Island Southeast Asia

While the great majority of the population in this period are Muslim, Buddhist, or Christian, Southeast Asia is also home to a diversity of indigenous peoples who share aspects of their language, art, and culture with the Polynesians, Micronesians, and other Pacific Island groups. Often living in isolated enclaves separated by hundreds, even thousands, of miles, the region’s indigenous peoples nonetheless exhibit remarkable similarities in their art and cultures, indicating that these groups share a common ancestry. One of the most striking similarities is in their conception of the human form, which is typically depicted in a seated or crouching position with the legs drawn close to the body and the hands or forearms resting on the knees.

Sculpture in indigenous Southeast Asian societies serves as a means of honoring and communicating with the supernatural beings believed to ensure the safety and prosperity of the village community.

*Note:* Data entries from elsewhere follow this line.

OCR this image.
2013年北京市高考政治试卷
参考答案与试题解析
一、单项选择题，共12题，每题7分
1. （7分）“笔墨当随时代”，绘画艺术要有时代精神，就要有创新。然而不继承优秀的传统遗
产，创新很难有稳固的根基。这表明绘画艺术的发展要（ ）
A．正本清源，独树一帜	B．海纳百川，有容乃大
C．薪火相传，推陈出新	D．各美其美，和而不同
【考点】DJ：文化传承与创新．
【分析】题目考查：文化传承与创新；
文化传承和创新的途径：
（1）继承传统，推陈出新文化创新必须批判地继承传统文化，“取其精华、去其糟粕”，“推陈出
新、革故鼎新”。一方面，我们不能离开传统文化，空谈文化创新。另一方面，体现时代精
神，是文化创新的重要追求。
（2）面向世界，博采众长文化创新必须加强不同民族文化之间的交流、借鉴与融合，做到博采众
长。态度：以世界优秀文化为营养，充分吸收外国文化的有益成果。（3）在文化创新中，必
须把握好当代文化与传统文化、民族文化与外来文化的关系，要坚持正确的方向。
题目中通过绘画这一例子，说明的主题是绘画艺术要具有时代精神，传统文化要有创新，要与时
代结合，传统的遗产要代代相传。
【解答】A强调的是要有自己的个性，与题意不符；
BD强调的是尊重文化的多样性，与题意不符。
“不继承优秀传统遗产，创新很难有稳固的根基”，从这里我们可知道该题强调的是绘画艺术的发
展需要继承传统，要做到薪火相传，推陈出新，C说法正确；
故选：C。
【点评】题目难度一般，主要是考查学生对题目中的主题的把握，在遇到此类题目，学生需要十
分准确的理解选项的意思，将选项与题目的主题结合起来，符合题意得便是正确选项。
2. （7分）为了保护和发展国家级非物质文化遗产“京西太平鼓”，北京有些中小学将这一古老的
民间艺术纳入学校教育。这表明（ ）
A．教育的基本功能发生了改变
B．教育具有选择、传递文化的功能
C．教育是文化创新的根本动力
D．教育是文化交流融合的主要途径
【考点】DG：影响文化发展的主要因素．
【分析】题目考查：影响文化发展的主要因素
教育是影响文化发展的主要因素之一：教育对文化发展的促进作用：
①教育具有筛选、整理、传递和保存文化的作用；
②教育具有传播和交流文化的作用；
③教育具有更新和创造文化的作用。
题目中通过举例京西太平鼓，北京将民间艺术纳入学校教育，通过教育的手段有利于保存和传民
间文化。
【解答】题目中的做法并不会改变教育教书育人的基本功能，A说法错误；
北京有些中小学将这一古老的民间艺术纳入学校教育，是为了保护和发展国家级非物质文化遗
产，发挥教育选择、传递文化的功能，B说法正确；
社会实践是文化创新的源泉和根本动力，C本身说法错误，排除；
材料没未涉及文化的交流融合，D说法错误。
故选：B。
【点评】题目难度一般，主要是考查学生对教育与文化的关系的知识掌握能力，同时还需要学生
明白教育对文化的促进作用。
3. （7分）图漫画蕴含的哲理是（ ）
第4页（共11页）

Most images depict local ancestors or fearsome supernatural guardians. Southeast Asia’s indigenous peoples, particularly in Indonesia, also create a rich variety of textiles. However, by the mid-nineteenth century, the colonial powers begin to send Christian missionaries to convert indigenous peoples from their local religions, and many artistic traditions, particularly the creation of figural sculpture, begin to decline.